On February 4, 1974, members of the Symbionese Liberation Army kidnapped nineteen-year-old newspaper heiress Patricia Hearst from her Berkeley, California apartment. Desperate to find her, the police called physicist Russell Targ and Pat Price, a psychic retired police commissioner. As Price turned the pages of the police mug book filled with hundreds of photos, suddenly he pointed to one of them and announced, “That's the ringleader.” The man was Donald DeFreeze, who was indeed subsequently so identified. Price also described the type and location of the kidnap car, enabling the police to find it within minutes. That remarkable event is one reason Targ believes in ESP. Another occurred when his group made 0,000 by forecasting for nine weeks in a row the changes in the silver-commodity futures market
As a scientist, Targ demands proof. His experience is based on two decades of investigations at the Stanford Research Institute (SRI), which he cofounded with physicist Harold Puthoff in 1972. This twenty-million dollar program launched during the Cold War was supported by the CIA, NASA, the Defense Intelligence Agency, and Army and Air Force Intelligence. The experiments they conducted routinely presented results could have happened by chance less than once in a million. Targ describes four types of experiments:
1. Remote Viewing, in which a person describes places and events independent of space and time. For example, while in California Price drew to scale a Soviet weapons factory at Semipalitinsk with great accuracy later confirmed by Satellite photography. In another remote viewing, Targ accurately sketched an airport in San Andreas, Columbia himself.

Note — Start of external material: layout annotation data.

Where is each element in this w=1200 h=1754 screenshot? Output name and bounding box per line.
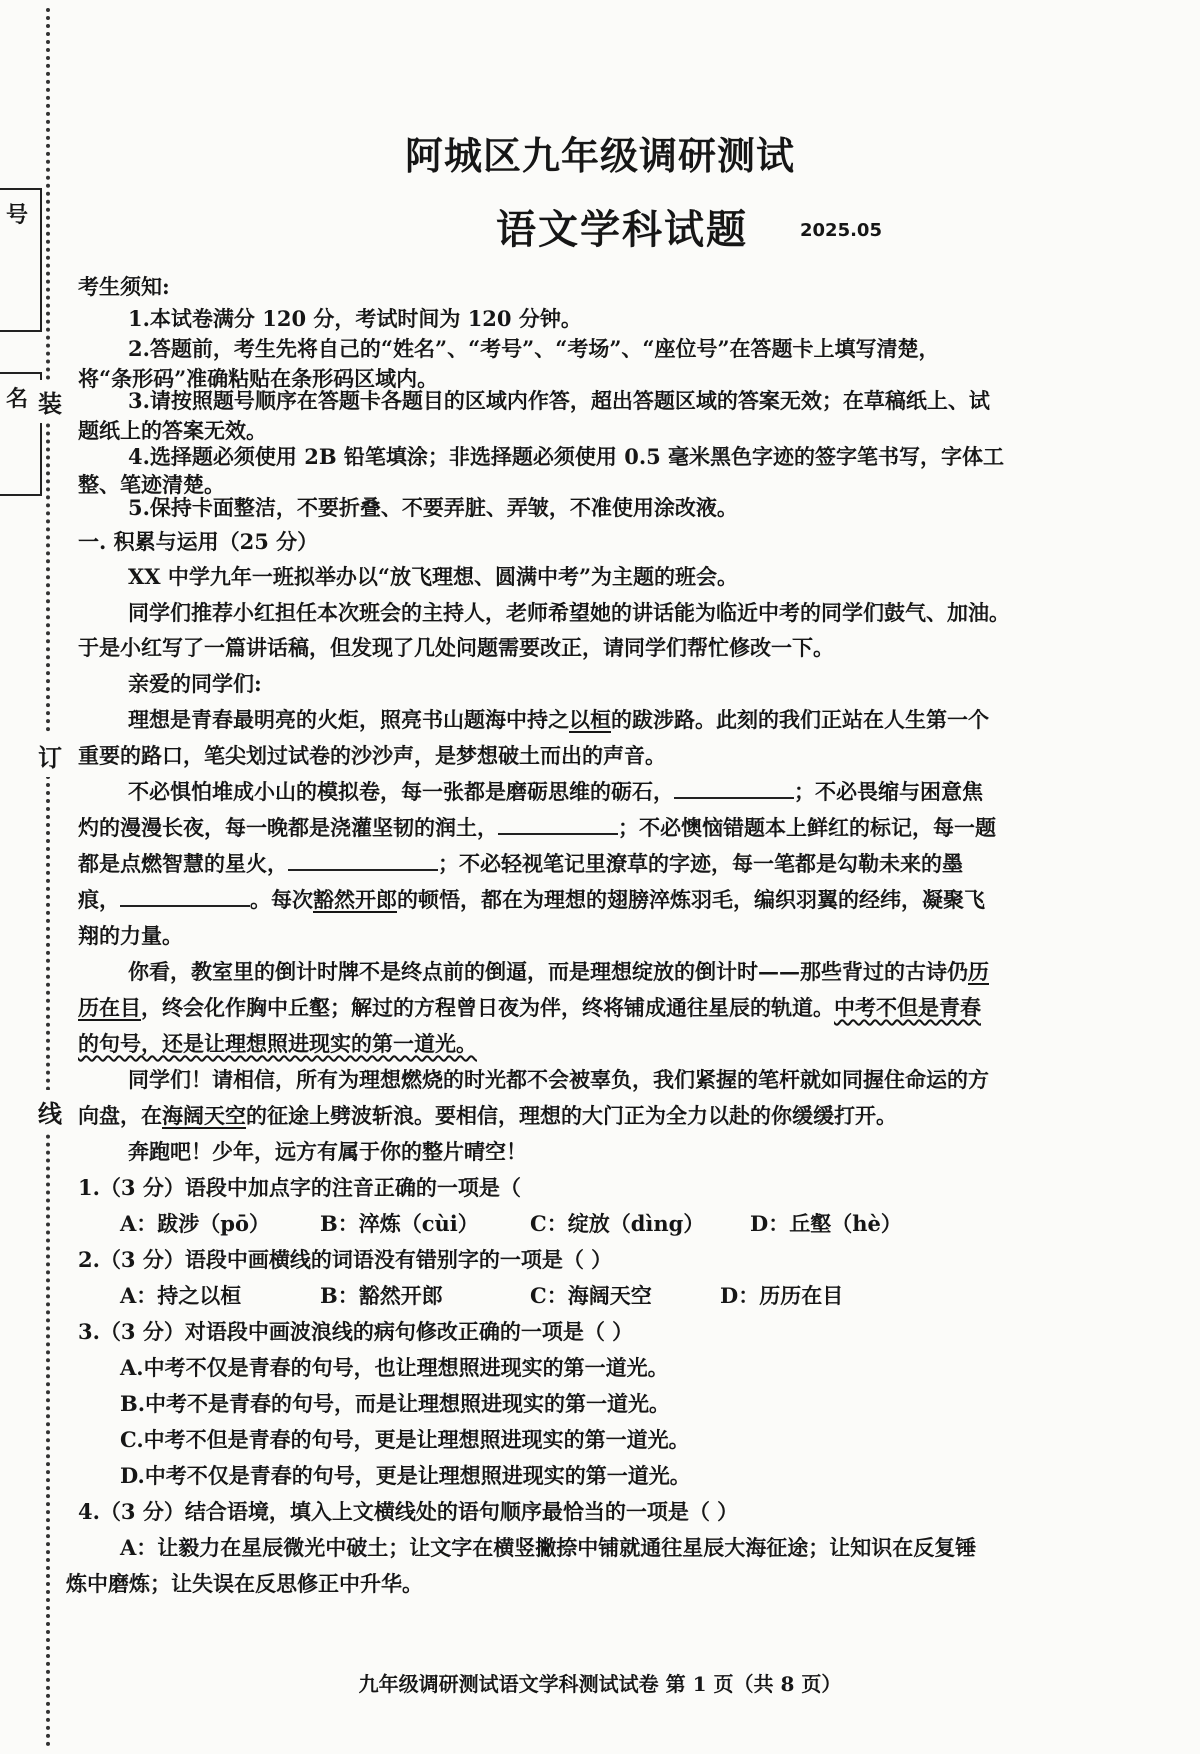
wavy-underlined-sentence: 中考不但是青春 (834, 995, 981, 1020)
speech-paragraph-3-cont (78, 1027, 1128, 1061)
answer-blank-2[interactable] (498, 811, 618, 835)
wavy-underlined-sentence: 的句号，还是让理想照进现实的第一道光。 (78, 1031, 477, 1056)
exam-date: 2025.05 (800, 220, 882, 241)
binding-word-ding: 订 (38, 734, 62, 777)
exam-number-label: 号 (6, 202, 29, 228)
question-4-stem: 4.（3 分）结合语境，填入上文横线处的语句顺序最恰当的一项是（ ） (78, 1499, 739, 1524)
option-b[interactable]: B：淬炼（cùi） (320, 1211, 479, 1236)
notice-item: 题纸上的答案无效。 (78, 418, 267, 443)
option-a[interactable]: A：跋涉（pō） (120, 1211, 270, 1236)
speech-paragraph-2-cont: 灼的漫漫长夜，每一晚都是浇灌坚韧的润土， ；不必懊恼错题本上鲜红的标记，每一题 (78, 811, 1128, 845)
option-b[interactable]: B.中考不是青春的句号，而是让理想照进现实的第一道光。 (120, 1391, 671, 1416)
option-a[interactable]: A：让毅力在星辰微光中破土；让文字在横竖撇捺中铺就通往星辰大海征途；让知识在反复锤 (120, 1535, 977, 1560)
answer-blank-4[interactable] (120, 883, 250, 907)
speech-paragraph-3-cont: 历在目，终会化作胸中丘壑；解过的方程曾日夜为伴，终将铺成通往星辰的轨道。中考不但是青春 (78, 995, 981, 1020)
binding-word-xian: 线 (38, 1090, 62, 1133)
underlined-word: 以桓 (569, 707, 611, 732)
notice-item: 4.选择题必须使用 2B 铅笔填涂；非选择题必须使用 0.5 毫米黑色字迹的签字笔书写，字体工 (128, 444, 1005, 469)
speech-paragraph-4-cont: 向盘，在海阔天空的征途上劈波斩浪。要相信，理想的大门正为全力以赴的你缓缓打开。 (78, 1103, 897, 1128)
notice-item: 将“条形码”准确粘贴在条形码区域内。 (78, 366, 439, 391)
option-d[interactable]: D：丘壑（hè） (750, 1211, 902, 1236)
option-c[interactable]: C：海阔天空 (530, 1283, 652, 1308)
notice-item: 3.请按照题号顺序在答题卡各题目的区域内作答，超出答题区域的答案无效；在草稿纸上、试 (128, 388, 990, 413)
notice-heading: 考生须知: (78, 274, 170, 299)
binding-dotted-line (46, 8, 50, 1748)
speech-paragraph-2-cont: 都是点燃智慧的星火， ；不必轻视笔记里潦草的字迹，每一笔都是勾勒未来的墨 (78, 847, 1128, 881)
underlined-word: 海阔天空 (162, 1103, 246, 1128)
option-c[interactable]: C：绽放（dìng） (530, 1211, 705, 1236)
intro-line: 于是小红写了一篇讲话稿，但发现了几处问题需要改正，请同学们帮忙修改一下。 (78, 635, 834, 660)
speech-paragraph-2-cont: 翔的力量。 (78, 923, 183, 948)
question-1-stem: 1.（3 分）语段中加点字的注音正确的一项是（ (78, 1175, 521, 1200)
option-d[interactable]: D：历历在目 (720, 1283, 844, 1308)
notice-item: 2.答题前，考生先将自己的“姓名”、“考号”、“考场”、“座位号”在答题卡上填写清楚， (128, 336, 940, 361)
underlined-word: 豁然开郎 (313, 887, 397, 912)
speech-paragraph-1-cont: 重要的路口，笔尖划过试卷的沙沙声，是梦想破土而出的声音。 (78, 743, 666, 768)
speech-greeting: 亲爱的同学们: (128, 671, 262, 696)
exam-title: 阿城区九年级调研测试 (404, 133, 795, 178)
notice-item: 5.保持卡面整洁，不要折叠、不要弄脏、弄皱，不准使用涂改液。 (128, 495, 738, 520)
underlined-word: 历 (968, 959, 989, 984)
option-a[interactable]: A：持之以桓 (120, 1283, 242, 1308)
answer-blank-3[interactable] (288, 847, 438, 871)
name-box[interactable] (0, 372, 42, 496)
question-1-options (120, 1207, 1170, 1241)
section-heading: 一. 积累与运用（25 分） (78, 529, 319, 554)
speech-paragraph-4: 同学们！请相信，所有为理想燃烧的时光都不会被辜负，我们紧握的笔杆就如同握住命运的方 (128, 1067, 989, 1092)
speech-paragraph-3: 你看，教室里的倒计时牌不是终点前的倒逼，而是理想绽放的倒计时——那些背过的古诗仍历 (128, 959, 989, 984)
question-2-options (120, 1279, 1170, 1313)
answer-blank-1[interactable] (674, 775, 794, 799)
question-2-stem: 2.（3 分）语段中画横线的词语没有错别字的一项是（ ） (78, 1247, 613, 1272)
option-b[interactable]: B：豁然开郎 (320, 1283, 443, 1308)
option-a-cont: 炼中磨炼；让失误在反思修正中升华。 (66, 1571, 423, 1596)
speech-paragraph-2: 不必惧怕堆成小山的模拟卷，每一张都是磨砺思维的砺石， ；不必畏缩与困意焦 (128, 775, 1178, 809)
notice-item: 整、笔迹清楚。 (78, 472, 225, 497)
speech-paragraph-1: 理想是青春最明亮的火炬，照亮书山题海中持之以桓的跋涉路。此刻的我们正站在人生第一个 (128, 707, 989, 732)
notice-item: 1.本试卷满分 120 分，考试时间为 120 分钟。 (128, 306, 582, 331)
option-c[interactable]: C.中考不但是青春的句号，更是让理想照进现实的第一道光。 (120, 1427, 690, 1452)
question-3-stem: 3.（3 分）对语段中画波浪线的病句修改正确的一项是（ ） (78, 1319, 634, 1344)
intro-line: XX 中学九年一班拟举办以“放飞理想、圆满中考”为主题的班会。 (128, 564, 739, 589)
subject-title: 语文学科试题 (496, 206, 748, 253)
page-footer: 九年级调研测试语文学科测试试卷 第 1 页（共 8 页） (358, 1672, 842, 1696)
intro-line: 同学们推荐小红担任本次班会的主持人，老师希望她的讲话能为临近中考的同学们鼓气、加油。 (128, 600, 1010, 625)
binding-word-zhuang: 装 (38, 380, 62, 423)
speech-closing: 奔跑吧！少年，远方有属于你的整片晴空！ (128, 1139, 527, 1164)
name-label: 名 (6, 386, 29, 412)
option-d[interactable]: D.中考不仅是青春的句号，更是让理想照进现实的第一道光。 (120, 1463, 691, 1488)
exam-number-box[interactable] (0, 188, 42, 332)
speech-paragraph-2-cont: 痕， 。每次豁然开郎的顿悟，都在为理想的翅膀淬炼羽毛，编织羽翼的经纬，凝聚飞 (78, 883, 1128, 917)
underlined-word: 历在目 (78, 995, 141, 1020)
option-a[interactable]: A.中考不仅是青春的句号，也让理想照进现实的第一道光。 (120, 1355, 669, 1380)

2. Distant Mental Influence, where the thoughts of the experimenter can positively or negatively affect the physiology (heart rate, skin resistance, etc.) of a distant person.
3. Whole field isolation, where someone in a state of sensory isolation accurately describes the visual experiences of someone else in another place
4. Precognition and retrocausality, showing that the future can affect the past. That is, the elephant you see on television in the morning can be the cause of your having dreamed about elephants the previous night.
Final chapters present evidence for survival after death; explain how ESP works based on the Buddhist/Hindu view of our selves as nonlocal, eternal awareness; discuss the ethics of exercising psychic abilities, and show us how to explore ESP ourselves. “I am convinced,” Targ says, “that most people can learn to move from their ordinary mind to one not obstructed by conventional barriers of space and time. Who would not want to try that?”